Il est méditerranéen, éclectique et bruyant ! Bruyant car nous travaillons à mille et une choses à la fois tout en répondant à de multiples sollicitations et en répondant au téléphone !

Où trouvez-vous votre inspiration ?

C’est difficile de répondre… Nous suivons, bien entendu, les tendances du moment que cela soit dans la mode ou encore la décoration, mais, pour ma part, je dirais qu’elle se trouve partout et dans tout. Pour l’habitacle de la Tango, par exemple, j’ai tout de suite pensé à des métaux oxydés, rouillés. C’est pourquoi les sièges possèdent ce rouge si particulier. Ma première idée va généralement vers un matériau, sans que l’on s’occupe de la couleur ou du grain que pourrait prendre celui-ci. Peu à peu, l’idée se développe en soi. Un matin, je me lève et je sais exactement vers quoi je vais faire évoluer cette matière. Je travaille vraiment à l’instinct ; au feeling, aux sensations et suivant mes émotions. Ainsi pour la couleur jaune choisie pour la Tango, j’ai pensé tout de suite à la mer, au sable et à la liberté. Je réfléchis aussi à la qualité du pigment que doit présenter ce jaune, ce n’est pas uniquement une couleur. La couleur vit, bouge et change de tonalité suivant la luminosité et c’est cela qui est important. J’ai conçu la couleur bleue des sièges en pensant à l’océan qui offre des nuances mouvantes. Un autre exemple : le changement de vitesses ressemble pour moi à un jouet d’enfant sur la plage. L’ensemble doit refléter le plaisir de la conduite.

Est-ce plus facile d’imaginer de telles choses quand on est une femme ?

Je sais qu’il y a beaucoup de femmes qui sont responsables couleurs et matières dans le monde de l’automobile, mais il ne faut pas imaginer que c’est aussi simple que cela. La création est un pur moment de bonheur mais après cela viennent les aléas de la fabrication. Il faut se pencher sur les coûts de production, la technologie, les tests… Tout cela pour atteindre un but bien défini.
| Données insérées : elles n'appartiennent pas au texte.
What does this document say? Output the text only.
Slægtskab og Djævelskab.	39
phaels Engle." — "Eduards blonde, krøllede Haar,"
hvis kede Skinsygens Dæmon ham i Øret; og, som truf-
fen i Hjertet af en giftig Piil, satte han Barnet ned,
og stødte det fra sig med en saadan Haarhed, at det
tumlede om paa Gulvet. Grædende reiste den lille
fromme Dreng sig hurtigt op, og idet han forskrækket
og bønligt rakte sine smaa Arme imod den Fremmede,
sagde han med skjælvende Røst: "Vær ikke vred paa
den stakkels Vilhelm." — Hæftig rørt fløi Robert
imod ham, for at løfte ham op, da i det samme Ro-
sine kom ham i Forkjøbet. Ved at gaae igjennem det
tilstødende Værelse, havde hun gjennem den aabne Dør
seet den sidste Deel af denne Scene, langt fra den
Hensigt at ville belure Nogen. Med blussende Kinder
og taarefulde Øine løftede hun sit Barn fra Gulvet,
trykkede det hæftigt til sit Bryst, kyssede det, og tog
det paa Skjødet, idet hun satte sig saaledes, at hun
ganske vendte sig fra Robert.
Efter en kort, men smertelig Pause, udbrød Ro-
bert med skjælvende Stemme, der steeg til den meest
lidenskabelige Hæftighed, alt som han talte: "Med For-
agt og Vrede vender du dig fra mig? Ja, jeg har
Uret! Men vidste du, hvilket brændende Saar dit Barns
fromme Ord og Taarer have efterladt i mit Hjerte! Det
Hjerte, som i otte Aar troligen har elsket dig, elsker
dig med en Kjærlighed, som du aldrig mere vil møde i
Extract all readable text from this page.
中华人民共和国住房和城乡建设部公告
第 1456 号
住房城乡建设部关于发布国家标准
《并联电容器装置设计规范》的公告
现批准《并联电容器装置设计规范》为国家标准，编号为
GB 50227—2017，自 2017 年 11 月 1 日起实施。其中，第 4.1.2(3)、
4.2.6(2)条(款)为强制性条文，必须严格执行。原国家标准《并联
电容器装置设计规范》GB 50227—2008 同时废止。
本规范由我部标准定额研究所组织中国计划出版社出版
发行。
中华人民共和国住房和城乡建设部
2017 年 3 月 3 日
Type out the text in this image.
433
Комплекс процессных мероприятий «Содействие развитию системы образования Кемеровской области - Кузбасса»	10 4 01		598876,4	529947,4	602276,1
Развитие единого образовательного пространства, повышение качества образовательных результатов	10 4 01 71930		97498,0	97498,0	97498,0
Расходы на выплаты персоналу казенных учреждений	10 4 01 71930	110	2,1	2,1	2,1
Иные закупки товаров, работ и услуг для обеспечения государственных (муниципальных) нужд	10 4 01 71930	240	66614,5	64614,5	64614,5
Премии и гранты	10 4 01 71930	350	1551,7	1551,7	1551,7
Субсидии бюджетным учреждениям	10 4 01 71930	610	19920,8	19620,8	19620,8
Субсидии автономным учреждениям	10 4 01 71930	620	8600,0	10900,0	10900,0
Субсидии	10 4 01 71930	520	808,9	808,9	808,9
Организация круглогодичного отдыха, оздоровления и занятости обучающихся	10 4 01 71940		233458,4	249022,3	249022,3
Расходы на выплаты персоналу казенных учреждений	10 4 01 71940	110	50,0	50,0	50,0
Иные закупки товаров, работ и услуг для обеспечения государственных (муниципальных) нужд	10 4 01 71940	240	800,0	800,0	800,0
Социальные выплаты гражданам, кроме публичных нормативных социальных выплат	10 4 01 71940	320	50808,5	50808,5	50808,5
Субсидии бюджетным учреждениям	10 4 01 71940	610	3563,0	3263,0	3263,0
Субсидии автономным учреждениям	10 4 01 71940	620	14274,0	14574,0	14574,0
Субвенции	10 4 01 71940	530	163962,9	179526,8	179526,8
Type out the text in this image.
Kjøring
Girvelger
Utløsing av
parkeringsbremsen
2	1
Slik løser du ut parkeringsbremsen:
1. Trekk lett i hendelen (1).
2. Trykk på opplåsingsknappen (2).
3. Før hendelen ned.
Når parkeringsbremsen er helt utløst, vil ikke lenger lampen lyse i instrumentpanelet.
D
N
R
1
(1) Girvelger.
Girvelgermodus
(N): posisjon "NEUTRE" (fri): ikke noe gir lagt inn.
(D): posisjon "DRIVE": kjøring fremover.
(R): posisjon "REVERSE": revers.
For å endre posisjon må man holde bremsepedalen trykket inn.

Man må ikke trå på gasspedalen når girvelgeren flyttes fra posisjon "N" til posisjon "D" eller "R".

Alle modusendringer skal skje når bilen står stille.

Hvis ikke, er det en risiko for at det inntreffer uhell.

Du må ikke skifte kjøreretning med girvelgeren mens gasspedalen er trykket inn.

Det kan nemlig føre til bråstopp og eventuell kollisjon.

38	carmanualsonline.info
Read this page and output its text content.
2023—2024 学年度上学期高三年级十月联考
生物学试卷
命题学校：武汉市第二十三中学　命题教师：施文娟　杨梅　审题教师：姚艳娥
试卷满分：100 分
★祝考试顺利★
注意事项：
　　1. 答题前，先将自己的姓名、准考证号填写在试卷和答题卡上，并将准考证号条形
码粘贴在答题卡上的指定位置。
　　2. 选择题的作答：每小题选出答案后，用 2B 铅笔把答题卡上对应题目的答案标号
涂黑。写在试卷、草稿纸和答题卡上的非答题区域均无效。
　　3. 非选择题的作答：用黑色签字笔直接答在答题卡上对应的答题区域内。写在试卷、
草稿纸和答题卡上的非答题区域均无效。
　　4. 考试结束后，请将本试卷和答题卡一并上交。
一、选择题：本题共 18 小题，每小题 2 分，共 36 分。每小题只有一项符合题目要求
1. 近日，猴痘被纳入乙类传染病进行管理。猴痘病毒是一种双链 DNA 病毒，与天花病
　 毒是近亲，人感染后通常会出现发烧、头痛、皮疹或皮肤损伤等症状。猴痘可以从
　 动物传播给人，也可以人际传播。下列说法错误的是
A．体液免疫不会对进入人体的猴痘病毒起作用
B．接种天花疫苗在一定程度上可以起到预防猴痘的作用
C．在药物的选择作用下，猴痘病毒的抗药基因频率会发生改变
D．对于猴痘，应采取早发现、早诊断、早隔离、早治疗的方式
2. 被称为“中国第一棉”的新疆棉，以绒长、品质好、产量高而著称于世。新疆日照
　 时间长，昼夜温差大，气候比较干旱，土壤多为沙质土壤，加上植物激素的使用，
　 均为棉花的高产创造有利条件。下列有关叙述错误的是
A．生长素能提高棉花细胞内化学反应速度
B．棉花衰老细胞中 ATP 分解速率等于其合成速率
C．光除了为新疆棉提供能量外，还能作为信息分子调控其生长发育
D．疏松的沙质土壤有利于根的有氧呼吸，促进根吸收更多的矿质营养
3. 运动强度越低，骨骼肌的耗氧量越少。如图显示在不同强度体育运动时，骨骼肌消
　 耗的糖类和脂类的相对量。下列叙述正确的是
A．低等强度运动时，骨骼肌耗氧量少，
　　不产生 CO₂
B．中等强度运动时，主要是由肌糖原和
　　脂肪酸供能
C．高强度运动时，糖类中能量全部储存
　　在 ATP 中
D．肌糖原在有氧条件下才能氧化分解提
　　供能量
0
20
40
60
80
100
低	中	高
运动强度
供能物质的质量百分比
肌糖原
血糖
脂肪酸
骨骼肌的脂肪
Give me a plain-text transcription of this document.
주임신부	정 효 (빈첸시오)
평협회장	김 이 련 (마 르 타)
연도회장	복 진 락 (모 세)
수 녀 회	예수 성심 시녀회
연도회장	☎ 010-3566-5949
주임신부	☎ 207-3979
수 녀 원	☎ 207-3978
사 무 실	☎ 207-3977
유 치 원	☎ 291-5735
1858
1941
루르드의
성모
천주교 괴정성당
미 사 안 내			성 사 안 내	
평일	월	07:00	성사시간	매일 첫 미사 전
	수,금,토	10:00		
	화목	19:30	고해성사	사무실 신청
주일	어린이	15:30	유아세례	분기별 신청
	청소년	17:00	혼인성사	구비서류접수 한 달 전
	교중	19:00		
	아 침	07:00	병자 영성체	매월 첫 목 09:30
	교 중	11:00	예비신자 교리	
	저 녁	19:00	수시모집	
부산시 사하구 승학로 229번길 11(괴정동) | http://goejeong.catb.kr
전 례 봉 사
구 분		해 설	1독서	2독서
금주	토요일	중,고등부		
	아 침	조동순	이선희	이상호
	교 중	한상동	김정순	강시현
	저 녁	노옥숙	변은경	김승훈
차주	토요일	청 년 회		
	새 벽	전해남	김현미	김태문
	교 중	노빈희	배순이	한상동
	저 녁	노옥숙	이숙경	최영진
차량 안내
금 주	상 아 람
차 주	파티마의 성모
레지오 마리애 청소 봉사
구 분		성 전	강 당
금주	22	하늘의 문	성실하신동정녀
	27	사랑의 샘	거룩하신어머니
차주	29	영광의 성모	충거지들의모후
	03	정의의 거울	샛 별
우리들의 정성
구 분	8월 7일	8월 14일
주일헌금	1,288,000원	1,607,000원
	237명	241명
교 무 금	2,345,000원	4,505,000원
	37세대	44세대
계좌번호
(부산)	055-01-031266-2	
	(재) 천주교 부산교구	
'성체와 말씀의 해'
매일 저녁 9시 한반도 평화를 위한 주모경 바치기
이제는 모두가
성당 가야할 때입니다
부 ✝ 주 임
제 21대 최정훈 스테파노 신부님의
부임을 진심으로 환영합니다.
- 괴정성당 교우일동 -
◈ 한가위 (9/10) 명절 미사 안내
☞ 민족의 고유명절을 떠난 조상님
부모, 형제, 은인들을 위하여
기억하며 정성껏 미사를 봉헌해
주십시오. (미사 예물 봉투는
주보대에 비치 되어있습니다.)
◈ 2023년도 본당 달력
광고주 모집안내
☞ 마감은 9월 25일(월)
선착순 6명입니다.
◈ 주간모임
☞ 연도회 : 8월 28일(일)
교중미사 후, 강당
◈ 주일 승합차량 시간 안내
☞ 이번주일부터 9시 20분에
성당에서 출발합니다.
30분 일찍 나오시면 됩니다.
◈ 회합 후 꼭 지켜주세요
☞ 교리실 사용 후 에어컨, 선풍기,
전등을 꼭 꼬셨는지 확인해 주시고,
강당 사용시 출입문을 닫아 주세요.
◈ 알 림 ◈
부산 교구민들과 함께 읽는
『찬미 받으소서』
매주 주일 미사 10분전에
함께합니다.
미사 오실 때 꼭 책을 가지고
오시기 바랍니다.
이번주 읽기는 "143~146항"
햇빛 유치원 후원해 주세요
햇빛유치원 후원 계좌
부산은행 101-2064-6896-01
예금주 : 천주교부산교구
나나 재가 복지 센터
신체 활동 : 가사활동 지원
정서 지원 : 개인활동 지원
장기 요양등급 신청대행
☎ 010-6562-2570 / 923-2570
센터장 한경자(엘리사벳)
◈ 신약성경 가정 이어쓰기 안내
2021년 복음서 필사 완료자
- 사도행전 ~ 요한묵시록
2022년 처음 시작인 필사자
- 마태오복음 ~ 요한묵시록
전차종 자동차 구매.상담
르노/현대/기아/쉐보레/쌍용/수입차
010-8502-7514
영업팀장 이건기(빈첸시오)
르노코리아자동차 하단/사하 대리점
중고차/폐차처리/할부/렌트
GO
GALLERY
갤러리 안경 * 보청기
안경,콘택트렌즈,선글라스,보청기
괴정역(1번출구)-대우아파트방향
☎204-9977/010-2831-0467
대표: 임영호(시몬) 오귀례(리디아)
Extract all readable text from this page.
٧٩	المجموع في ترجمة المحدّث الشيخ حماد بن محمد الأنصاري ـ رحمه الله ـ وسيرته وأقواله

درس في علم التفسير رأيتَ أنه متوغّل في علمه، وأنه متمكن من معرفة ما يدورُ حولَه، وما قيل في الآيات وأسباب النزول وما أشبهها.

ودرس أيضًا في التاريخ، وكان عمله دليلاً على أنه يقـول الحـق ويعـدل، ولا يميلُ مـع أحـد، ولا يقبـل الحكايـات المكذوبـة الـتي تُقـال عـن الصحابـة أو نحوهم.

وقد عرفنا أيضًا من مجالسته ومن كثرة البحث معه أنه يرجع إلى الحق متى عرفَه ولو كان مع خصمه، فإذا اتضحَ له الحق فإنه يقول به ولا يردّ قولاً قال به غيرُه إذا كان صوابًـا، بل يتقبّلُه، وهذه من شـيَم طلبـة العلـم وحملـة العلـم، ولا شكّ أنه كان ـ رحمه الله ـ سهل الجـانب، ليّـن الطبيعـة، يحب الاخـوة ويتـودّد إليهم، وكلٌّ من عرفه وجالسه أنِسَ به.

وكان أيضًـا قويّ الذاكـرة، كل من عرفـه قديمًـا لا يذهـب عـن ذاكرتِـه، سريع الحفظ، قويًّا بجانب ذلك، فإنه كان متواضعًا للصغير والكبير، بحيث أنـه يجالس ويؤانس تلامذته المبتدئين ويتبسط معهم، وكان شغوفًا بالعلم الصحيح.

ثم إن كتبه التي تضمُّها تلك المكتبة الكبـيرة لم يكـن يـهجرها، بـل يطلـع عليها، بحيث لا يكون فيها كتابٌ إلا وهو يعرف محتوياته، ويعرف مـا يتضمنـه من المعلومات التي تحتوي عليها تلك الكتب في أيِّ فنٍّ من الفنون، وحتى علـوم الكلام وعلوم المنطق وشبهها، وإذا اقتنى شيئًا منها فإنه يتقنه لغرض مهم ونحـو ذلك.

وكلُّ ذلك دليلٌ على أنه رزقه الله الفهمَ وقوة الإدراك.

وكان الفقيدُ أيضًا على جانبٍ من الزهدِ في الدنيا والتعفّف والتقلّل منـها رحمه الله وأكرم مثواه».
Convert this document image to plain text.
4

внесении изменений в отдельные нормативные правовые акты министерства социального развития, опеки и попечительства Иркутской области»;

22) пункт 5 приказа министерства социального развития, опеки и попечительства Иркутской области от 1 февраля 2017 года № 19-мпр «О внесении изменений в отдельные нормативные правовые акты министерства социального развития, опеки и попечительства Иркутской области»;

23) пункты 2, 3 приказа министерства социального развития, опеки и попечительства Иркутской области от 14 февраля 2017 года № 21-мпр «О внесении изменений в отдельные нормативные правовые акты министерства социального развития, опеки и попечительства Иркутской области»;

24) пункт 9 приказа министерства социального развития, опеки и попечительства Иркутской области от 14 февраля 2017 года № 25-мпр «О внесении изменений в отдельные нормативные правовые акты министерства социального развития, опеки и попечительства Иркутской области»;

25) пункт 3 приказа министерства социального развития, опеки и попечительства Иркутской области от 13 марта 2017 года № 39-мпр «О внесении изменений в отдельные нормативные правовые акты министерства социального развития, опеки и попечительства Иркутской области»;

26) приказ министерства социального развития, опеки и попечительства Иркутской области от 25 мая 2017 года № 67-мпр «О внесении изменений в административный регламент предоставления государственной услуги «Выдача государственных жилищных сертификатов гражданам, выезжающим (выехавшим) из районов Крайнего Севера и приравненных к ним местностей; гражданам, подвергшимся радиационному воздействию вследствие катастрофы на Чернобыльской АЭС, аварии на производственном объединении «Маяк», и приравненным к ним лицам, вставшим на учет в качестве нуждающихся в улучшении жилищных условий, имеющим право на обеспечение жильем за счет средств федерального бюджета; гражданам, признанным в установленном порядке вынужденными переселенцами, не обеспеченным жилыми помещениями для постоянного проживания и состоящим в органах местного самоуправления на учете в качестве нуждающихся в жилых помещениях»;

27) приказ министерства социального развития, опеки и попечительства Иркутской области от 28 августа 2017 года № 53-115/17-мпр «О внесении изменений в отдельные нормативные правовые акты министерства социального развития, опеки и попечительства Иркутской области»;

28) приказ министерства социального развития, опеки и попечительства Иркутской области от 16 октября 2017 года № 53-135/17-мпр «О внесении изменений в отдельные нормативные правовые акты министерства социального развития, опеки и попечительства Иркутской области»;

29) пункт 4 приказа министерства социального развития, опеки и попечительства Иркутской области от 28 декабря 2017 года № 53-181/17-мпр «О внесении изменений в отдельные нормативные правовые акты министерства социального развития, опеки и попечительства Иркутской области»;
Une femme voit les choses à plus longue échéance qu’un homme. Elle peut imaginer la gestation d’un modèle. Je compare cela à l’éducation des enfants. C’est une tâche que l’on mène avec énormément de patience. Un homme, lui, focalise plus sur des problèmes au jour le jour ; il n’a aucune vue à long terme.

D’après vous quel est le conducteur type d’une Seat ?

Quand j’imagine une voiture, je pense toujours à ce que pourrait ressentir un jeune conducteur qu’il soit un homme ou une femme. Je travaille à l’instinct pour que celui-ci ou celle-ci se sente bien dans une Seat.

Vous avez aussi travaillé sur le merchandising de Seat en imaginant les uniformes des hôtesses lors des Salons automobiles internationaux et une ligne de sacs ? Comptez-vous persévérer dans cette voie ?

J’aimerais bien pouvoir développer ces projets mais pour le moment je dois me consacrer à 100 % au futur automobile de Seat.